Не плачь — страница 10 из 32

В общем, когда она на ночь вместо книги о том, как сделать меня счастливой, принялась опять перечитывать свои каракули, мы с отцом уже решили, что ее тетрадки с нами навсегда. Но на следующее утро мама встала раньше всех и совершенно спокойно и, главное, собственными руками отнесла тетрадки на помойку. Почти все. Только одну оставила на память. Она ее довольно быстро куда-то припрятала, но я всё равно успела подсмотреть, что это была тетрадка по истории за восьмой класс. И что историей она была исписана только наполовину, а с другого конца шла переписка с соседом по парте.

Я сразу поняла: там что-то интересненькое. Вряд ли маму так интересовали всякие сражения и революции, что она из любви к истории решила сохранить школьную тетрадку. Поэтому я, как папа скажет, «положила на нее глаз» и решила добраться до маминой тайны во что бы то ни стало. Но сначала времени не было. А потом мама спохватилась и перепрятала тетрадку. Пока что я ее не нашла. Пока что.

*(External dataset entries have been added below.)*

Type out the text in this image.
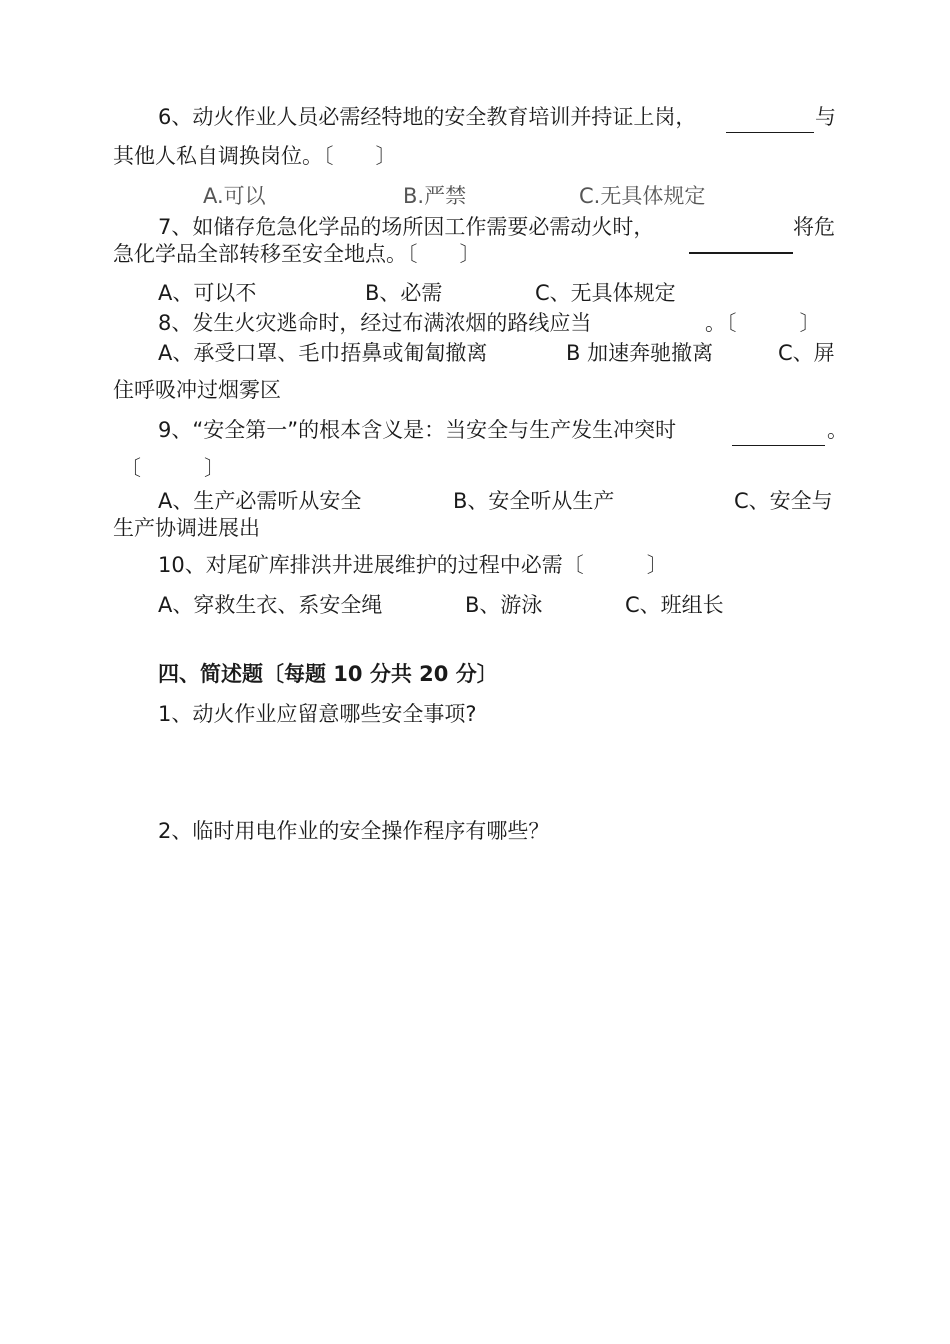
6、动火作业人员必需经特地的安全教育培训并持证上岗，	与
其他人私自调换岗位。〔　　〕
A.可以	B.严禁	C.无具体规定
7、如储存危急化学品的场所因工作需要必需动火时，	将危
急化学品全部转移至安全地点。〔　　〕
A、可以不	B、必需	C、无具体规定
8、发生火灾逃命时，经过布满浓烟的路线应当	。〔　　　〕
A、承受口罩、毛巾捂鼻或匍匐撤离	B 加速奔驰撤离	C、屏
住呼吸冲过烟雾区
9、“安全第一”的根本含义是：当安全与生产发生冲突时	。
〔　　　〕
A、生产必需听从安全	B、安全听从生产	C、安全与
生产协调进展出
10、对尾矿库排洪井进展维护的过程中必需〔　　　〕
A、穿救生衣、系安全绳	B、游泳	C、班组长
四、简述题〔每题 10 分共 20 分〕
1、动火作业应留意哪些安全事项?
2、临时用电作业的安全操作程序有哪些？
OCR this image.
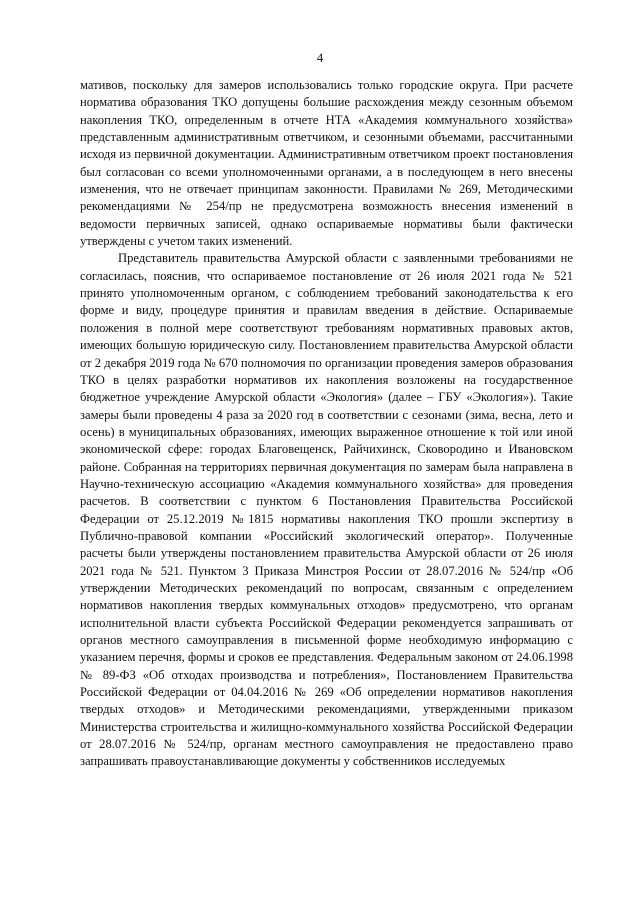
4

мативов, поскольку для замеров использовались только городские округа. При расчете норматива образования ТКО допущены большие расхождения между сезонным объемом накопления ТКО, определенным в отчете НТА «Академия коммунального хозяйства» представленным административным ответчиком, и сезонными объемами, рассчитанными исходя из первичной документации. Административным ответчиком проект постановления был согласован со всеми уполномоченными органами, а в последующем в него внесены изменения, что не отвечает принципам законности. Правилами № 269, Методическими рекомендациями № 254/пр не предусмотрена возможность внесения изменений в ведомости первичных записей, однако оспариваемые нормативы были фактически утверждены с учетом таких изменений.

Представитель правительства Амурской области с заявленными требованиями не согласилась, пояснив, что оспариваемое постановление от 26 июля 2021 года № 521 принято уполномоченным органом, с соблюдением требований законодательства к его форме и виду, процедуре принятия и правилам введения в действие. Оспариваемые положения в полной мере соответствуют требованиям нормативных правовых актов, имеющих большую юридическую силу. Постановлением правительства Амурской области от 2 декабря 2019 года № 670 полномочия по организации проведения замеров образования ТКО в целях разработки нормативов их накопления возложены на государственное бюджетное учреждение Амурской области «Экология» (далее – ГБУ «Экология»). Такие замеры были проведены 4 раза за 2020 год в соответствии с сезонами (зима, весна, лето и осень) в муниципальных образованиях, имеющих выраженное отношение к той или иной экономической сфере: городах Благовещенск, Райчихинск, Сковородино и Ивановском районе. Собранная на территориях первичная документация по замерам была направлена в Научно-техническую ассоциацию «Академия коммунального хозяйства» для проведения расчетов. В соответствии с пунктом 6 Постановления Правительства Российской Федерации от 25.12.2019 №1815 нормативы накопления ТКО прошли экспертизу в Публично-правовой компании «Российский экологический оператор». Полученные расчеты были утверждены постановлением правительства Амурской области от 26 июля 2021 года № 521. Пунктом 3 Приказа Минстроя России от 28.07.2016 № 524/пр «Об утверждении Методических рекомендаций по вопросам, связанным с определением нормативов накопления твердых коммунальных отходов» предусмотрено, что органам исполнительной власти субъекта Российской Федерации рекомендуется запрашивать от органов местного самоуправления в письменной форме необходимую информацию с указанием перечня, формы и сроков ее представления. Федеральным законом от 24.06.1998 № 89-ФЗ «Об отходах производства и потребления», Постановлением Правительства Российской Федерации от 04.04.2016 № 269 «Об определении нормативов накопления твердых отходов» и Методическими рекомендациями, утвержденными приказом Министерства строительства и жилищно-коммунального хозяйства Российской Федерации от 28.07.2016 № 524/пр, органам местного самоуправления не предоставлено право запрашивать правоустанавливающие документы у собственников исследуемых
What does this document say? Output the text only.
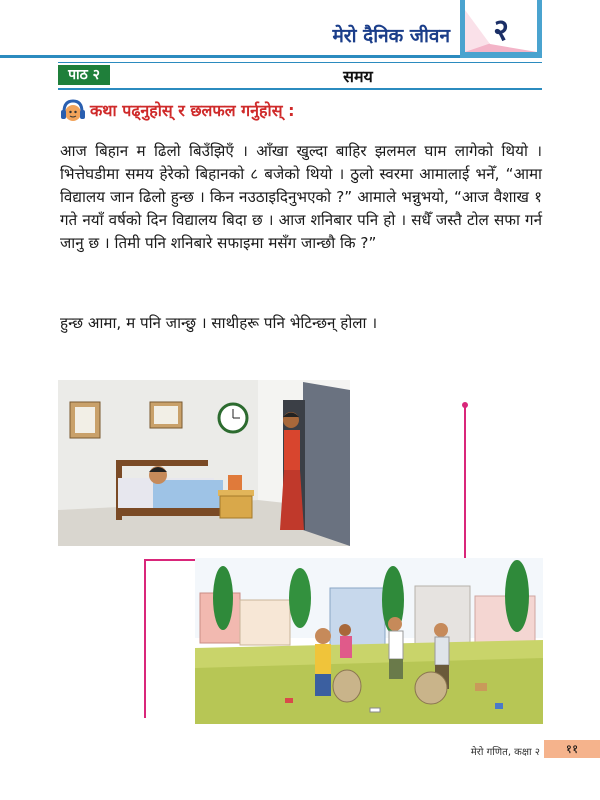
मेरो दैनिक जीवन	२
पाठ २	समय
कथा पढ्नुहोस् र छलफल गर्नुहोस् :
आज बिहान म ढिलो बिउँझिएँ । आँखा खुल्दा बाहिर झलमल घाम लागेको थियो । भित्तेघडीमा समय हेरेको बिहानको ८ बजेको थियो । ठुलो स्वरमा आमालाई भनेँ, “आमा विद्यालय जान ढिलो हुन्छ । किन नउठाइदिनुभएको ?” आमाले भन्नुभयो, “आज वैशाख १ गते नयाँ वर्षको दिन विद्यालय बिदा छ । आज शनिबार पनि हो । सधैँ जस्तै टोल सफा गर्न जानु छ । तिमी पनि शनिबारे सफाइमा मसँग जान्छौ कि ?”
हुन्छ आमा, म पनि जान्छु । साथीहरू पनि भेटिन्छन् होला ।
मेरो गणित, कक्षा २	११
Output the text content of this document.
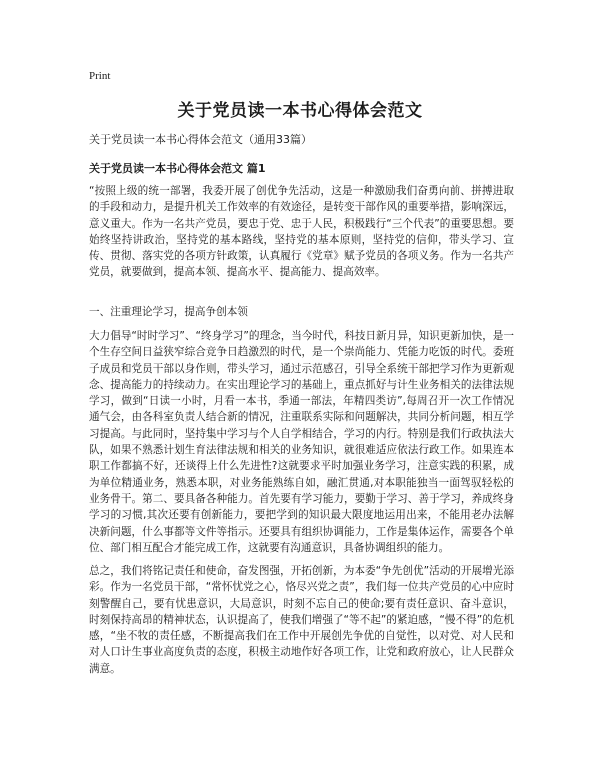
Print
关于党员读一本书心得体会范文

关于党员读一本书心得体会范文（通用33篇）

关于党员读一本书心得体会范文 篇1

“按照上级的统一部署，我委开展了创优争先活动，这是一种激励我们奋勇向前、拼搏进取的手段和动力，是提升机关工作效率的有效途径，是转变干部作风的重要举措，影响深远，意义重大。作为一名共产党员，要忠于党、忠于人民，积极践行“三个代表”的重要思想。要始终坚持讲政治，坚持党的基本路线，坚持党的基本原则，坚持党的信仰，带头学习、宣传、贯彻、落实党的各项方针政策，认真履行《党章》赋予党员的各项义务。作为一名共产党员，就要做到，提高本领、提高水平、提高能力、提高效率。

一、注重理论学习，提高争创本领

大力倡导“时时学习”、“终身学习”的理念，当今时代，科技日新月异，知识更新加快，是一个生存空间日益狭窄综合竞争日趋激烈的时代，是一个崇尚能力、凭能力吃饭的时代。委班子成员和党员干部以身作则，带头学习，通过示范感召，引导全系统干部把学习作为更新观念、提高能力的持续动力。在实出理论学习的基础上，重点抓好与计生业务相关的法律法规学习，做到“日读一小时，月看一本书，季通一部法，年精四类访”,每周召开一次工作情况通气会，由各科室负责人结合新的情况，注重联系实际和问题解决，共同分析问题，相互学习提高。与此同时，坚持集中学习与个人自学相结合，学习的内行。特别是我们行政执法大队，如果不熟悉计划生育法律法规和相关的业务知识，就很难适应依法行政工作。如果连本职工作都搞不好，还谈得上什么先进性?这就要求平时加强业务学习，注意实践的积累，成为单位精通业务，熟悉本职，对业务能熟练自如，融汇贯通,对本职能独当一面驾驭轻松的业务骨干。第二、要具备各种能力。首先要有学习能力，要勤于学习、善于学习，养成终身学习的习惯,其次还要有创新能力，要把学到的知识最大限度地运用出来，不能用老办法解决新问题，什么事都等文件等指示。还要具有组织协调能力，工作是集体运作，需要各个单位、部门相互配合才能完成工作，这就要有沟通意识，具备协调组织的能力。

总之，我们将铭记责任和使命，奋发图强，开拓创新，为本委“争先创优”活动的开展增光添彩。作为一名党员干部，“常怀忧党之心，恪尽兴党之责”，我们每一位共产党员的心中应时刻警醒自己，要有忧患意识，大局意识，时刻不忘自己的使命;要有责任意识、奋斗意识，时刻保持高昂的精神状态，认识提高了，使我们增强了“等不起”的紧迫感，“慢不得”的危机感，“坐不牧的责任感，不断提高我们在工作中开展创先争优的自觉性，以对党、对人民和对人口计生事业高度负责的态度，积极主动地作好各项工作，让党和政府放心，让人民群众满意。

Я знаю, что чужую переписку читать нельзя. Но, во-первых, это мама, а не чужой. То есть – часть истории семьи. Во-вторых, я же не кардинал Франции. Интриги плести не буду. Бескорыстно прочитаю и никому не скажу. В-третьих, всё это было так давно, что как будто и не о моей маме речь, а о какой-то незнакомой девочке из книжки.

Просто у меня такой характер: если я что решу, сопротивление бесполезно. Решила прочитать – прочитаю. Решила за три месяца каникул забыть Олега – забуду. Наверное.

Но в самом конце пятого урока ко мне на парту прилетела записка. Оглянулась – все сидят с каменными лицами, смотрят на доску. Ну и ладно. Разворачиваю. Читаю.

А-а-а! Это от него! «Приходи после уроков под лестницу у спортзала».

3

До меня даже не дошло, что я обещала пойти домой с Евой.

До меня уже вообще ничего не доходило до конца классного часа. Вроде бы раздавали списки летнего чтения, вручали грамоты отличникам (не мне), что-то обсуждали… Я сидела бесчувственная, как облако тумана.

Звонок прозвенел – девчонки бросились обниматься с нашей классной, прощаться до осени. А я – в туалет.

Я не очень люблю крутиться перед зеркалом, но тут просто такой случай… Внешность у меня дурацкая. Но если сделать волосы немного назад – вроде ничего. Или лучше набок? И еще у меня где-то завалялся блеск для губ. И волосы все-таки назад. Ну и всё. Пошла. Я же этого так хотела.

У нас теперь в школе ввели схему движения. По правой лестнице мы спускаемся, по левой – поднимаемся. Чтобы попасть в спортзал, нужно сначала спуститься по правой лестнице, потом через вестибюль с гардеробом перейти на левую сторону и еще спуститься – спортзал у нас в подвале.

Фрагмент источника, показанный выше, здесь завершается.